Pre-meds see OP's problem as "Should I or should I not hide from my crazy ex?"
Med students see OP's problem as "Should I potentially sacrifice my career options so I can attend my second favorite (as perceived by a pre-med based on internet research and a half-day interview) med school?"
 
OP, I second those who say that you should speak with a counselor before taking any decisions, as a trained professional will be able to give you much better advice after getting a better idea of what's going on!

Also, I really don't see why it isn't possible to give advice to OP without drawing conclusions that reach far beyond the little info given in his original post (that his ex is mentally unstable), that are entirely irrelevant (about her looks, etc), and that basically assume that we have a clear picture of what is going on.

I also don't see why people are insinuating that OP's ex is going to lie about him stalking her, when only 11-12% of stalking reports are false.

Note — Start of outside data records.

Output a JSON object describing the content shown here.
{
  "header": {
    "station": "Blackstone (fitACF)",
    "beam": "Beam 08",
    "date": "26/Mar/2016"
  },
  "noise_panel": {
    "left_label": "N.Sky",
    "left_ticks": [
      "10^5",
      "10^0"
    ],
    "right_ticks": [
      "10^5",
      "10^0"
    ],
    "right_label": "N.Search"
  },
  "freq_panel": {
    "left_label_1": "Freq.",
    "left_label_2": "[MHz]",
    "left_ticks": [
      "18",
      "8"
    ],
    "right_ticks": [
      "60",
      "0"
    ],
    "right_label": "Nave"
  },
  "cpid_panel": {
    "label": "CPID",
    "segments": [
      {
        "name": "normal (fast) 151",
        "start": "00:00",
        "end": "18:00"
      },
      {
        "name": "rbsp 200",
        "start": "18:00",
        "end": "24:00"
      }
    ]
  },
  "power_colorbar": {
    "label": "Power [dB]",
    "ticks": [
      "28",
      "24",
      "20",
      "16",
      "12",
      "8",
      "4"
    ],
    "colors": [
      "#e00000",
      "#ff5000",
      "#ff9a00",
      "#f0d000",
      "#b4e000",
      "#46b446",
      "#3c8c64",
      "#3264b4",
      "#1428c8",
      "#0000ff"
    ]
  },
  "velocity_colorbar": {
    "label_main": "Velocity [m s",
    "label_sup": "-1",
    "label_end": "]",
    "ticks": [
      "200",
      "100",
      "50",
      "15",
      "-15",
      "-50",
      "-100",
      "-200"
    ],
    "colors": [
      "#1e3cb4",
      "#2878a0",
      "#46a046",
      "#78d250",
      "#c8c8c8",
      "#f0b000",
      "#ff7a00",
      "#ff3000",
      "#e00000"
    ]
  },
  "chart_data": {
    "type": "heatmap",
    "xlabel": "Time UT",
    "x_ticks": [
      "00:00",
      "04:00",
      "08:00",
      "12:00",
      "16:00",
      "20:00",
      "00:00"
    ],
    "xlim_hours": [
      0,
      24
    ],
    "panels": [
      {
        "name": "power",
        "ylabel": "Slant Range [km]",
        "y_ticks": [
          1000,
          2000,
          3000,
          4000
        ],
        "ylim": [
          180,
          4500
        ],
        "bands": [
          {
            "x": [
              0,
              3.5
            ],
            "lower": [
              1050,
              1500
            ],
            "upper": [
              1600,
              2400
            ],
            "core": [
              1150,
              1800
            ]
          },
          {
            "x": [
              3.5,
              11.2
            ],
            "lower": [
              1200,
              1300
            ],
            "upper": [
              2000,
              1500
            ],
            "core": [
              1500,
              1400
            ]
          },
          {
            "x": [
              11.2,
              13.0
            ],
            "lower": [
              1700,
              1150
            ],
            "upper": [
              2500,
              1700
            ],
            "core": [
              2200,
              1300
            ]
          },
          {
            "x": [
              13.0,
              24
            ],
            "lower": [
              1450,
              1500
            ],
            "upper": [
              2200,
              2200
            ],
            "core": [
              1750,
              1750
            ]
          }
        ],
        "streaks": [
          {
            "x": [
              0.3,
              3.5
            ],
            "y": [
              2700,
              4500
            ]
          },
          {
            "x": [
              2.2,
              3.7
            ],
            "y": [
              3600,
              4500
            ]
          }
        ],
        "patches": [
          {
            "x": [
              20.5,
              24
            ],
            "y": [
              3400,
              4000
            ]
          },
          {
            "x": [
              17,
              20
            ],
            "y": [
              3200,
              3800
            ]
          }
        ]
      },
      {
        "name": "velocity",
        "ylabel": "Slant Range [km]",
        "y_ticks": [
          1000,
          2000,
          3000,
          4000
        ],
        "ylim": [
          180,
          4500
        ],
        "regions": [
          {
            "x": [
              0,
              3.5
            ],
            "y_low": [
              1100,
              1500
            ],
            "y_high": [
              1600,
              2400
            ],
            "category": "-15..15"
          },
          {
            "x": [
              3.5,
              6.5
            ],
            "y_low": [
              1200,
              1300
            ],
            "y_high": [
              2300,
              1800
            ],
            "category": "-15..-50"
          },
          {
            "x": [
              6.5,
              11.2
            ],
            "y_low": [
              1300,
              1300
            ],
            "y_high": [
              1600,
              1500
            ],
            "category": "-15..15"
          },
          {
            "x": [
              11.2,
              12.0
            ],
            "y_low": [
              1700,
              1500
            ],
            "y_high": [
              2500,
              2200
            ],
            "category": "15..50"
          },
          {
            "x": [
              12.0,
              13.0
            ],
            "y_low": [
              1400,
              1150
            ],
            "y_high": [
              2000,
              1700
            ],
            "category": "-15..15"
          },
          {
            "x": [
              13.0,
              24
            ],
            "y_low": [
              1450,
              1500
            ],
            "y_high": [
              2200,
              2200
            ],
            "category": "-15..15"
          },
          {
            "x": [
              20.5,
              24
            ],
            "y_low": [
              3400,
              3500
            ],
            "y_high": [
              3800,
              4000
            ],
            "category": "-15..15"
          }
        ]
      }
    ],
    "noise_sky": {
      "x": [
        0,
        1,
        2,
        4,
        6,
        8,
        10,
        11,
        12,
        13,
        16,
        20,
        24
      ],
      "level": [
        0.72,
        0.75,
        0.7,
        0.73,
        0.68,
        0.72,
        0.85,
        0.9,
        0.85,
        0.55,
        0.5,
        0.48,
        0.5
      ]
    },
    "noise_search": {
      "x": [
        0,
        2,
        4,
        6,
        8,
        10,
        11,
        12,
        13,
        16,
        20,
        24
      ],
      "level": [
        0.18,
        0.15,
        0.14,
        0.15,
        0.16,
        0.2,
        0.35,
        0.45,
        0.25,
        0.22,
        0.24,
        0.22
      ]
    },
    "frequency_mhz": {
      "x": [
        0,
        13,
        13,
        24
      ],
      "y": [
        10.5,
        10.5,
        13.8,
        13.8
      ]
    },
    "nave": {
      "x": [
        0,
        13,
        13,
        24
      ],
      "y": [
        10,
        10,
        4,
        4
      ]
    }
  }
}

And for those of you who think that women are more likely to be believed than men in this arena, that may or may not have credibility depending on the officer in question, but that's in a system where women are routinely disbelieved and blamed by police and other officials for their own situations and the vast majority of incidents aren't even reported.

Thanks for this information. For the record I was coming from the POV of a victim advocate, and have seen stalkers and abusers manipulate the police into thinking that *they* are the victims. But to your credit I don't have a whole heck of a lot experience with male victims and you are very correct that police can be very hostile towards women reporting stalking and abuse.